L’absence d’inscription ou l’effacement ultérieur de la peine demeure « sans incidence » sur l’exercice du pouvoir d’appréciation de l’administration chargée de la sécurité publique. Cette autonomie permet de protéger les secteurs sensibles de personnes dont les agissements passés révèlent une incompatibilité manifeste avec les exigences de probité. L’enquête administrative dispose donc d’une portée plus large que le simple contrôle des condamnations pénales définitives figurant dans les fichiers judiciaires classiques.
II. Une appréciation stricte de la compatibilité comportementale
A. La persistance du risque professionnel malgré l’écoulement du temps
L’administration a relevé que le requérant avait commis des faits de travail dissimulé et d’emploi de personnel non habilité sur une période continue de quatre années. Bien que ces agissements soient présentés par l’intéressé comme étant « d’une relative ancienneté », la juridiction estime qu’ils traduisent la persistance délibérée d’un comportement frauduleux grave. La dissimulation d’emplois salariés a d’ailleurs causé un préjudice financier considérable de plusieurs centaines de milliers d’euros à l’organisme de recouvrement des cotisations sociales.
La cour administrative d’appel de Lyon juge que la répétition de ces actes révèle une méconnaissance profonde des obligations légales incombant à un professionnel de la sécurité. « La commission nationale d’agrément et de contrôle a pu, sans commettre d’erreur d’appréciation, estimer que les agissements révélaient un comportement contraire à l’honneur et à la probité ». L’écoulement d’un délai de plusieurs années depuis le dernier fait fautif ne suffit pas à effacer le risque de réitération pour une telle fonction.

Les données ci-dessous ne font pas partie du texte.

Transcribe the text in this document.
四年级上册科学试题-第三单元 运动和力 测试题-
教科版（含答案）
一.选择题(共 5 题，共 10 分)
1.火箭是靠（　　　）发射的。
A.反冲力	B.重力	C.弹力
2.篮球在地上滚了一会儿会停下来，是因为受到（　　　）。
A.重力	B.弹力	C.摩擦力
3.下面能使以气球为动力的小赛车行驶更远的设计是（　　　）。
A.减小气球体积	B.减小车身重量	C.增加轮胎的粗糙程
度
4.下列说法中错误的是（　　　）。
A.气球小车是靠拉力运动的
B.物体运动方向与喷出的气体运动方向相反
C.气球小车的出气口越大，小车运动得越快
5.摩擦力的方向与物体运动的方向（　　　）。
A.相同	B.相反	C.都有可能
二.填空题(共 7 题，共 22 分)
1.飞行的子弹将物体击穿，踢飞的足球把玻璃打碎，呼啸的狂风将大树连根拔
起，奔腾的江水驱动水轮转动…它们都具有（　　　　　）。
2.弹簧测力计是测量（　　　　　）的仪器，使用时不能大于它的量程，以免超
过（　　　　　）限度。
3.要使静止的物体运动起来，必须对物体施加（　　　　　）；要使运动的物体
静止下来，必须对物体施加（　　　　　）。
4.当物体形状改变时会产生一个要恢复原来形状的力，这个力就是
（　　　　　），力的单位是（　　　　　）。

B. Le caractère inopérant des considérations tenant à la situation personnelle
Le requérant invoque les conséquences sociales de ce refus, mentionnant notamment son licenciement et les difficultés familiales qui découlent de la perte de son emploi. La juridiction écarte systématiquement ces arguments en précisant que les difficultés personnelles sont « sans incidence sur la légalité de la décision attaquée ». Le juge privilégie la sauvegarde de l’ordre public et la moralisation du secteur de la sécurité privée sur les intérêts individuels du travailleur.
Le caractère proportionné de la mesure est validé par le juge au regard de la nature particulièrement sensible des activités de surveillance et de gardiennage concernées. Même l’obtention préalable d’une autorisation pour suivre une formation professionnelle ne saurait constituer un droit acquis au renouvellement ultérieur de la carte professionnelle. La rigueur de cette solution illustre la volonté de garantir que seuls des agents d’une probité irréprochable puissent exercer des missions de protection des biens et des personnes.